After a big increase in residential building permits in July, in August, permits for the construction of new housing units was down statewide compared to a year ago. Building permits were issued for a total of 2,260 new homes in Virginia this past month, a level of permitting activity that is 39% lower than last August. (Permits for new construction had been up by 34% in July.) The number of permits for new multifamily units was down 81% in August, while permits for single-family construction was 8% lower than a year ago.
The trend in new residential construction has been a movement away from the state’s larger urban areas to smaller suburban and rural areas. This pattern is similar to trends in home sales, where buyer activity has been strongest in smaller communities this summer.

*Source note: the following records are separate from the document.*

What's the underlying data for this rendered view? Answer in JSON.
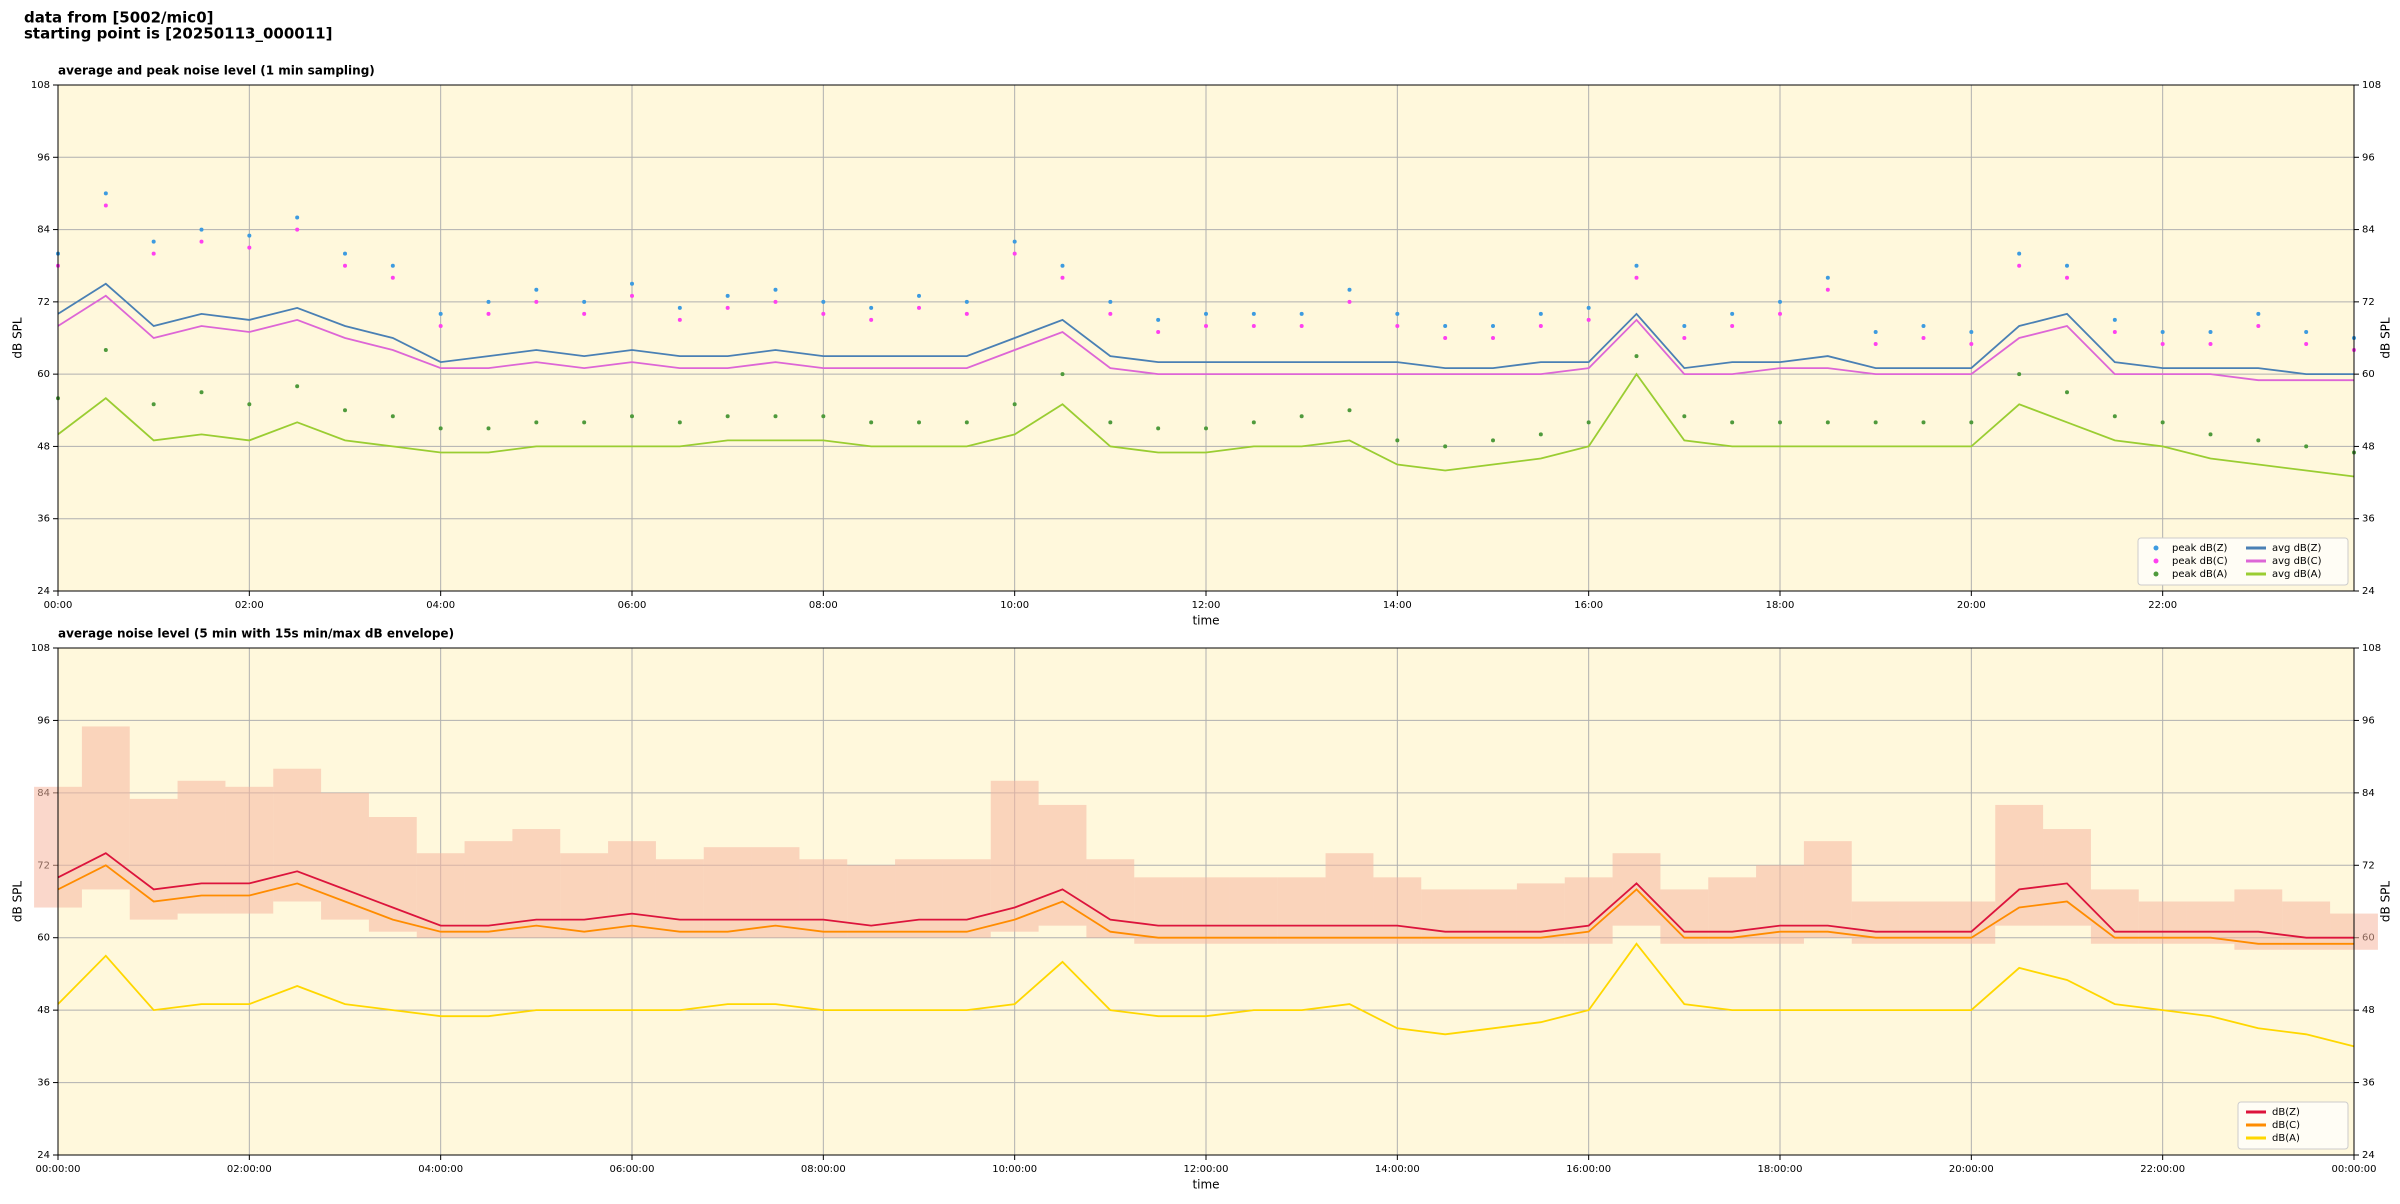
{
  "title_lines": [
    "data from [5002/mic0]",
    "starting point is [20250113_000011]"
  ],
  "chart_data": [
    {
      "type": "line",
      "title": "average and peak noise level (1 min sampling)",
      "x_label": "time",
      "y_label": "dB SPL",
      "y2_label": "dB SPL",
      "xlim": [
        0,
        24
      ],
      "xticks": [
        {
          "value": 0,
          "label": "00:00"
        },
        {
          "value": 2,
          "label": "02:00"
        },
        {
          "value": 4,
          "label": "04:00"
        },
        {
          "value": 6,
          "label": "06:00"
        },
        {
          "value": 8,
          "label": "08:00"
        },
        {
          "value": 10,
          "label": "10:00"
        },
        {
          "value": 12,
          "label": "12:00"
        },
        {
          "value": 14,
          "label": "14:00"
        },
        {
          "value": 16,
          "label": "16:00"
        },
        {
          "value": 18,
          "label": "18:00"
        },
        {
          "value": 20,
          "label": "20:00"
        },
        {
          "value": 22,
          "label": "22:00"
        }
      ],
      "ylim": [
        24,
        108
      ],
      "yticks": [
        24,
        36,
        48,
        60,
        72,
        84,
        96,
        108
      ],
      "y2lim": [
        24,
        108
      ],
      "y2ticks": [
        24,
        36,
        48,
        60,
        72,
        84,
        96,
        108
      ],
      "grid": true,
      "legend": "lower right",
      "legend_columns": 2,
      "x": [
        0,
        0.5,
        1,
        1.5,
        2,
        2.5,
        3,
        3.5,
        4,
        4.5,
        5,
        5.5,
        6,
        6.5,
        7,
        7.5,
        8,
        8.5,
        9,
        9.5,
        10,
        10.5,
        11,
        11.5,
        12,
        12.5,
        13,
        13.5,
        14,
        14.5,
        15,
        15.5,
        16,
        16.5,
        17,
        17.5,
        18,
        18.5,
        19,
        19.5,
        20,
        20.5,
        21,
        21.5,
        22,
        22.5,
        23,
        23.5,
        24
      ],
      "series": [
        {
          "name": "peak dB(Z)",
          "style": "markers",
          "color": "#3d9be0",
          "values": [
            80,
            90,
            82,
            84,
            83,
            86,
            80,
            78,
            70,
            72,
            74,
            72,
            75,
            71,
            73,
            74,
            72,
            71,
            73,
            72,
            82,
            78,
            72,
            69,
            70,
            70,
            70,
            74,
            70,
            68,
            68,
            70,
            71,
            78,
            68,
            70,
            72,
            76,
            67,
            68,
            67,
            80,
            78,
            69,
            67,
            67,
            70,
            67,
            66
          ]
        },
        {
          "name": "peak dB(C)",
          "style": "markers",
          "color": "#ff40f0",
          "values": [
            78,
            88,
            80,
            82,
            81,
            84,
            78,
            76,
            68,
            70,
            72,
            70,
            73,
            69,
            71,
            72,
            70,
            69,
            71,
            70,
            80,
            76,
            70,
            67,
            68,
            68,
            68,
            72,
            68,
            66,
            66,
            68,
            69,
            76,
            66,
            68,
            70,
            74,
            65,
            66,
            65,
            78,
            76,
            67,
            65,
            65,
            68,
            65,
            64
          ]
        },
        {
          "name": "peak dB(A)",
          "style": "markers",
          "color": "#4f9a3c",
          "values": [
            56,
            64,
            55,
            57,
            55,
            58,
            54,
            53,
            51,
            51,
            52,
            52,
            53,
            52,
            53,
            53,
            53,
            52,
            52,
            52,
            55,
            60,
            52,
            51,
            51,
            52,
            53,
            54,
            49,
            48,
            49,
            50,
            52,
            63,
            53,
            52,
            52,
            52,
            52,
            52,
            52,
            60,
            57,
            53,
            52,
            50,
            49,
            48,
            47
          ]
        },
        {
          "name": "avg dB(Z)",
          "style": "line",
          "color": "#4a80b4",
          "values": [
            70,
            75,
            68,
            70,
            69,
            71,
            68,
            66,
            62,
            63,
            64,
            63,
            64,
            63,
            63,
            64,
            63,
            63,
            63,
            63,
            66,
            69,
            63,
            62,
            62,
            62,
            62,
            62,
            62,
            61,
            61,
            62,
            62,
            70,
            61,
            62,
            62,
            63,
            61,
            61,
            61,
            68,
            70,
            62,
            61,
            61,
            61,
            60,
            60
          ]
        },
        {
          "name": "avg dB(C)",
          "style": "line",
          "color": "#dd66d6",
          "values": [
            68,
            73,
            66,
            68,
            67,
            69,
            66,
            64,
            61,
            61,
            62,
            61,
            62,
            61,
            61,
            62,
            61,
            61,
            61,
            61,
            64,
            67,
            61,
            60,
            60,
            60,
            60,
            60,
            60,
            60,
            60,
            60,
            61,
            69,
            60,
            60,
            61,
            61,
            60,
            60,
            60,
            66,
            68,
            60,
            60,
            60,
            59,
            59,
            59
          ]
        },
        {
          "name": "avg dB(A)",
          "style": "line",
          "color": "#9acd32",
          "values": [
            50,
            56,
            49,
            50,
            49,
            52,
            49,
            48,
            47,
            47,
            48,
            48,
            48,
            48,
            49,
            49,
            49,
            48,
            48,
            48,
            50,
            55,
            48,
            47,
            47,
            48,
            48,
            49,
            45,
            44,
            45,
            46,
            48,
            60,
            49,
            48,
            48,
            48,
            48,
            48,
            48,
            55,
            52,
            49,
            48,
            46,
            45,
            44,
            43
          ]
        }
      ]
    },
    {
      "type": "line",
      "title": "average noise level (5 min with 15s min/max dB envelope)",
      "x_label": "time",
      "y_label": "dB SPL",
      "y2_label": "dB SPL",
      "xlim": [
        0,
        24
      ],
      "xticks": [
        {
          "value": 0,
          "label": "00:00:00"
        },
        {
          "value": 2,
          "label": "02:00:00"
        },
        {
          "value": 4,
          "label": "04:00:00"
        },
        {
          "value": 6,
          "label": "06:00:00"
        },
        {
          "value": 8,
          "label": "08:00:00"
        },
        {
          "value": 10,
          "label": "10:00:00"
        },
        {
          "value": 12,
          "label": "12:00:00"
        },
        {
          "value": 14,
          "label": "14:00:00"
        },
        {
          "value": 16,
          "label": "16:00:00"
        },
        {
          "value": 18,
          "label": "18:00:00"
        },
        {
          "value": 20,
          "label": "20:00:00"
        },
        {
          "value": 22,
          "label": "22:00:00"
        },
        {
          "value": 24,
          "label": "00:00:00"
        }
      ],
      "ylim": [
        24,
        108
      ],
      "yticks": [
        24,
        36,
        48,
        60,
        72,
        84,
        96,
        108
      ],
      "y2lim": [
        24,
        108
      ],
      "y2ticks": [
        24,
        36,
        48,
        60,
        72,
        84,
        96,
        108
      ],
      "grid": true,
      "legend": "lower right",
      "legend_columns": 1,
      "x": [
        0,
        0.5,
        1,
        1.5,
        2,
        2.5,
        3,
        3.5,
        4,
        4.5,
        5,
        5.5,
        6,
        6.5,
        7,
        7.5,
        8,
        8.5,
        9,
        9.5,
        10,
        10.5,
        11,
        11.5,
        12,
        12.5,
        13,
        13.5,
        14,
        14.5,
        15,
        15.5,
        16,
        16.5,
        17,
        17.5,
        18,
        18.5,
        19,
        19.5,
        20,
        20.5,
        21,
        21.5,
        22,
        22.5,
        23,
        23.5,
        24
      ],
      "envelope": {
        "color": "#f6b7a0",
        "low": [
          65,
          68,
          63,
          64,
          64,
          66,
          63,
          61,
          60,
          60,
          60,
          60,
          60,
          60,
          60,
          60,
          60,
          60,
          60,
          60,
          61,
          62,
          60,
          59,
          59,
          59,
          59,
          59,
          59,
          59,
          59,
          59,
          59,
          62,
          59,
          59,
          59,
          60,
          59,
          59,
          59,
          62,
          62,
          59,
          59,
          59,
          58,
          58,
          58
        ],
        "high": [
          85,
          95,
          83,
          86,
          85,
          88,
          84,
          80,
          74,
          76,
          78,
          74,
          76,
          73,
          75,
          75,
          73,
          72,
          73,
          73,
          86,
          82,
          73,
          70,
          70,
          70,
          70,
          74,
          70,
          68,
          68,
          69,
          70,
          74,
          68,
          70,
          72,
          76,
          66,
          66,
          66,
          82,
          78,
          68,
          66,
          66,
          68,
          66,
          64
        ]
      },
      "series": [
        {
          "name": "dB(Z)",
          "style": "line",
          "color": "#dc143c",
          "values": [
            70,
            74,
            68,
            69,
            69,
            71,
            68,
            65,
            62,
            62,
            63,
            63,
            64,
            63,
            63,
            63,
            63,
            62,
            63,
            63,
            65,
            68,
            63,
            62,
            62,
            62,
            62,
            62,
            62,
            61,
            61,
            61,
            62,
            69,
            61,
            61,
            62,
            62,
            61,
            61,
            61,
            68,
            69,
            61,
            61,
            61,
            61,
            60,
            60
          ]
        },
        {
          "name": "dB(C)",
          "style": "line",
          "color": "#ff8c00",
          "values": [
            68,
            72,
            66,
            67,
            67,
            69,
            66,
            63,
            61,
            61,
            62,
            61,
            62,
            61,
            61,
            62,
            61,
            61,
            61,
            61,
            63,
            66,
            61,
            60,
            60,
            60,
            60,
            60,
            60,
            60,
            60,
            60,
            61,
            68,
            60,
            60,
            61,
            61,
            60,
            60,
            60,
            65,
            66,
            60,
            60,
            60,
            59,
            59,
            59
          ]
        },
        {
          "name": "dB(A)",
          "style": "line",
          "color": "#ffd700",
          "values": [
            49,
            57,
            48,
            49,
            49,
            52,
            49,
            48,
            47,
            47,
            48,
            48,
            48,
            48,
            49,
            49,
            48,
            48,
            48,
            48,
            49,
            56,
            48,
            47,
            47,
            48,
            48,
            49,
            45,
            44,
            45,
            46,
            48,
            59,
            49,
            48,
            48,
            48,
            48,
            48,
            48,
            55,
            53,
            49,
            48,
            47,
            45,
            44,
            42
          ]
        }
      ]
    }
  ]
}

Over the period January through August, there were 23,523 permits issued for new housing units in Virginia, which is down 1% from 2019. Year-to-date, more than a quarter of permits for new housing construction have been issued in communities outside of the state’s biggest metropolitan areas. Last year over this period, only 6% of all residential building permits were outside of these metro areas.
New residential construction activity has been down significantly compared to last year in both the Northern Virginia and Richmond regions. By contrast, areas outside of the Northern Virginia, Richmond, Hampton Roads, and Charlottesville metro areas have seen a more than 300% increase in new residential
building permits this year.
The shift in new home construction to places outside the state’s most urban areas reflects growing demand for homeownership by the Millennials, and particularly single-family homeownership, who have reached their prime homebuying ages. The suburban and rural trend could also be a result of the growing share of Virginians who have been working from home during the COVID-19 pandemic. Being able to work remotely allows some individuals and families to move further from their place of employment and into more suburban and rural communities across the state.